A sweet, stirring, and yet refreshingly unsentimental tale of a singer with ambition (and pipes to match), the movie “Wild Rose” is like the anti-“A Star Is Born.” Set in Glasgow, Scotland, and centering on a young single mother and ex-con who dreams of moving to Nashville to become a country singer, this small, glitz-free drama is a bracing counterpoint to that Oscar winner, which garnered several nominations, including one for its star, Lady Gaga. My colleague Ann Hornaday called the 2018 film “a well-seasoned, handsomely cured slab of showbiz schmaltz.”

That line was, deservedly, a compliment. But not everyone has the stomach for such a dish, however savory. “Wild Rose” serves up some of the same ingredients — or at least seems to, at first — but uses a very different recipe.

Much of that difference has to do with the circumstances surrounding its central character, Rose-Lynn Harlan (Jessie Buckley), who, as we first meet her, is just getting out of prison after serving one year on a drug charge. On her release, Rose, as most people call her, moves in with Mom (Julie Walters), who has been taking care of Rose’s two young children (Adam Mitchell and Daisy Littlefield) during her daughter’s incarceration. Given Rose’s passion for American country music — a passion she’s indulged since she was 14 as the front woman for the house band at Glasgow’s Grand Ole Opry — the kids are named, appropriately enough, Lyle and Wynonna.

Rose wears white cowboy boots and an American flag T-shirt. On her forearm, she sports a tattoo reading, “three chords and the truth,” the famous description of country music coined by songwriter Harlan Howard.

To be sure, Americana is big in certain quarters of the U.K. Glasgow’s Opry is a real place, and there’s a long-running BBC radio program dedicated to the musical genre, hosted by “Whispering” Bob Harris. (Harris himself makes a cameo in the film as Rose’s musical mentor.) But Rose, who isn’t called “wild” for nothing, takes her love of country to extremes. She’s willing to pursue her dream, even if it means leaving her children while she searches for stardom — solo — in Music City.

That dilemma provides the film’s emotional conflict, which takes place mostly between Rose, who sees her artistic success as benefiting everyone in the long run, and Rose’s mother, who believes that Lyle and Wynonna need their mother more than Rose needs fame and fortune.

Making matters more complicated is the fact that Rose really can sing.

The Irish-born Buckley, who starred in the 2017 thriller “Beast” and who is currently drawing attention in “Chernobyl,” took second prize in the BBC talent show “I’d Do Anything” in 2008. At 29, she has already had a career in stage musicals. As Rose, the actress makes her character’s dilemma palpable: Why should she give up something she’s so good at? On the other hand, is success worth sacrificing a relationship with her children?
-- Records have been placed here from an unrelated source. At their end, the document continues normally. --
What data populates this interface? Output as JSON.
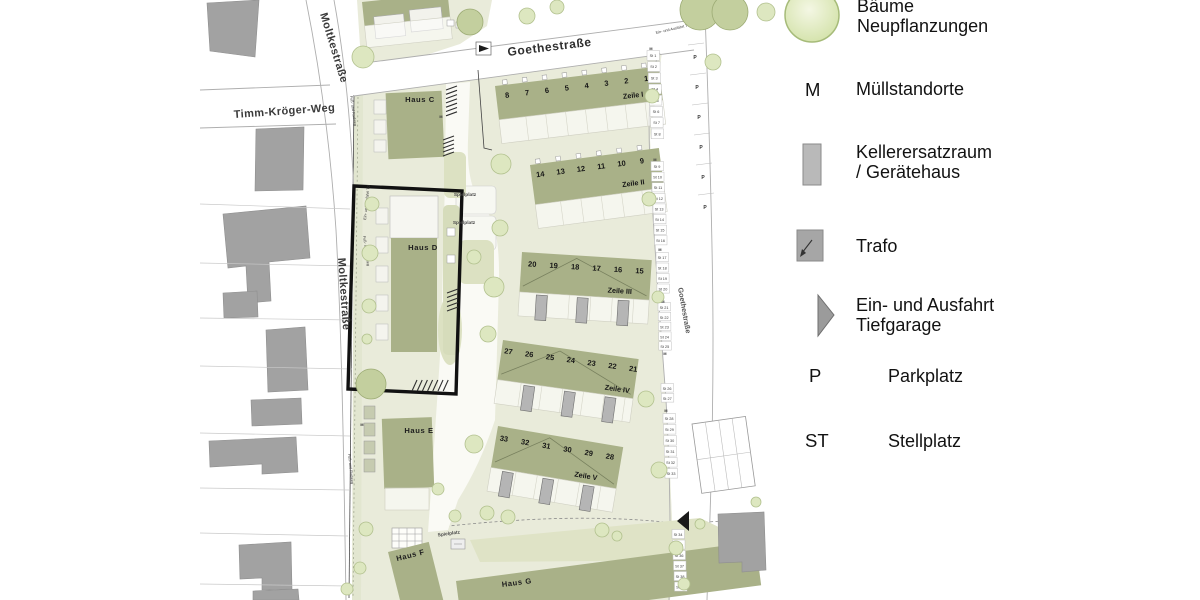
{
  "legend": {
    "items": [
      {
        "swatch": "tree",
        "label_lines": [
          "Bäume",
          "Neupflanzungen"
        ]
      },
      {
        "swatch": "letter",
        "key": "M",
        "label_lines": [
          "Müllstandorte"
        ]
      },
      {
        "swatch": "keller",
        "label_lines": [
          "Kellerersatzraum",
          "/ Gerätehaus"
        ]
      },
      {
        "swatch": "trafo",
        "label_lines": [
          "Trafo"
        ]
      },
      {
        "swatch": "triangle",
        "label_lines": [
          "Ein- und Ausfahrt",
          "Tiefgarage"
        ]
      },
      {
        "swatch": "letter",
        "key": "P",
        "label_lines": [
          "Parkplatz"
        ]
      },
      {
        "swatch": "letter",
        "key": "ST",
        "label_lines": [
          "Stellplatz"
        ]
      }
    ]
  },
  "map": {
    "streets": {
      "moltkestrasse": "Moltkestraße",
      "goethestrasse": "Goethestraße",
      "timm_kroeger_weg": "Timm-Kröger-Weg"
    },
    "houses": {
      "haus_c": "Haus C",
      "haus_d": "Haus D",
      "haus_e": "Haus E",
      "haus_f": "Haus F",
      "haus_g": "Haus G"
    },
    "zeilen": [
      {
        "label": "Zeile I",
        "units": [
          "8",
          "7",
          "6",
          "5",
          "4",
          "3",
          "2",
          "1"
        ]
      },
      {
        "label": "Zeile II",
        "units": [
          "14",
          "13",
          "12",
          "11",
          "10",
          "9"
        ]
      },
      {
        "label": "Zeile III",
        "units": [
          "20",
          "19",
          "18",
          "17",
          "16",
          "15"
        ]
      },
      {
        "label": "Zeile IV",
        "units": [
          "27",
          "26",
          "25",
          "24",
          "23",
          "22",
          "21"
        ]
      },
      {
        "label": "Zeile V",
        "units": [
          "33",
          "32",
          "31",
          "30",
          "29",
          "28"
        ]
      }
    ],
    "annotations": {
      "spielplatz": "Spielplatz",
      "fussweg": "Fuß- und Radweg",
      "tiefgarage": "Ein- und Ausfahrt TG",
      "muell": "M",
      "parken": "P"
    },
    "stellplaetze": [
      [
        "St 1",
        "St 2",
        "St 3",
        "St 4",
        "St 5",
        "St 6",
        "St 7",
        "St 8"
      ],
      [
        "St 9",
        "St 10",
        "St 11",
        "St 12",
        "St 13",
        "St 14",
        "St 15",
        "St 16"
      ],
      [
        "St 17",
        "St 18",
        "St 19",
        "St 20"
      ],
      [
        "St 21",
        "St 22",
        "St 23",
        "St 24",
        "St 25"
      ],
      [
        "St 26",
        "St 27"
      ],
      [
        "St 28",
        "St 29",
        "St 30",
        "St 31",
        "St 32",
        "St 33"
      ],
      [
        "St 34",
        "St 35",
        "St 36",
        "St 37",
        "St 38",
        "St 39"
      ]
    ]
  },
  "colors": {
    "site": "#e9ebda",
    "building_new": "#a9b188",
    "building_old": "#a2a2a2",
    "tree": "#dde7c0",
    "tree_dark": "#c3cf9e",
    "highlight": "#111111"
  }
}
Jessie Buckley plays an aspiring country singer in “Wild Rose.” (Aimee Spinks/Neon)
Jessie Buckley plays an aspiring country singer in “Wild Rose.” (Aimee Spinks/Neon)

That’s the question that so many women artists with children confront — artists of all disciplines — and that fathers rarely do. It’s also a question that so many movies fail to explore as honestly as this one. When Rose meets a benefactor (Sophie Okonedo), a well-off woman who hires Rose as a housekeeper and who is poised to facilitate her trip to Nashville, it seems as if the movie is going to turn into the fairy tale we have seen before.

To its great credit, the movie (directed by Tom Harper, from a script by Nicole Taylor) turns left when you expect it to turn right, taking a route that is less well traveled, yet more plausible.

When Rose does visit Nashville, albeit briefly, the clerk at her motel tells her: “May all your heartbreaks be songs, and may all your songs be hits.” In this case, there’s heartbreak either way Rose turns. In “Wild Rose,” that heartbreak can — and does — become something beautiful. As Whispering Bob puts it, Rose has already got a voice; now she just needs to find something to say with it.

She does, and so does this movie.

R. Contains crude language throughout, some sexuality and brief drug use. 101 minutes.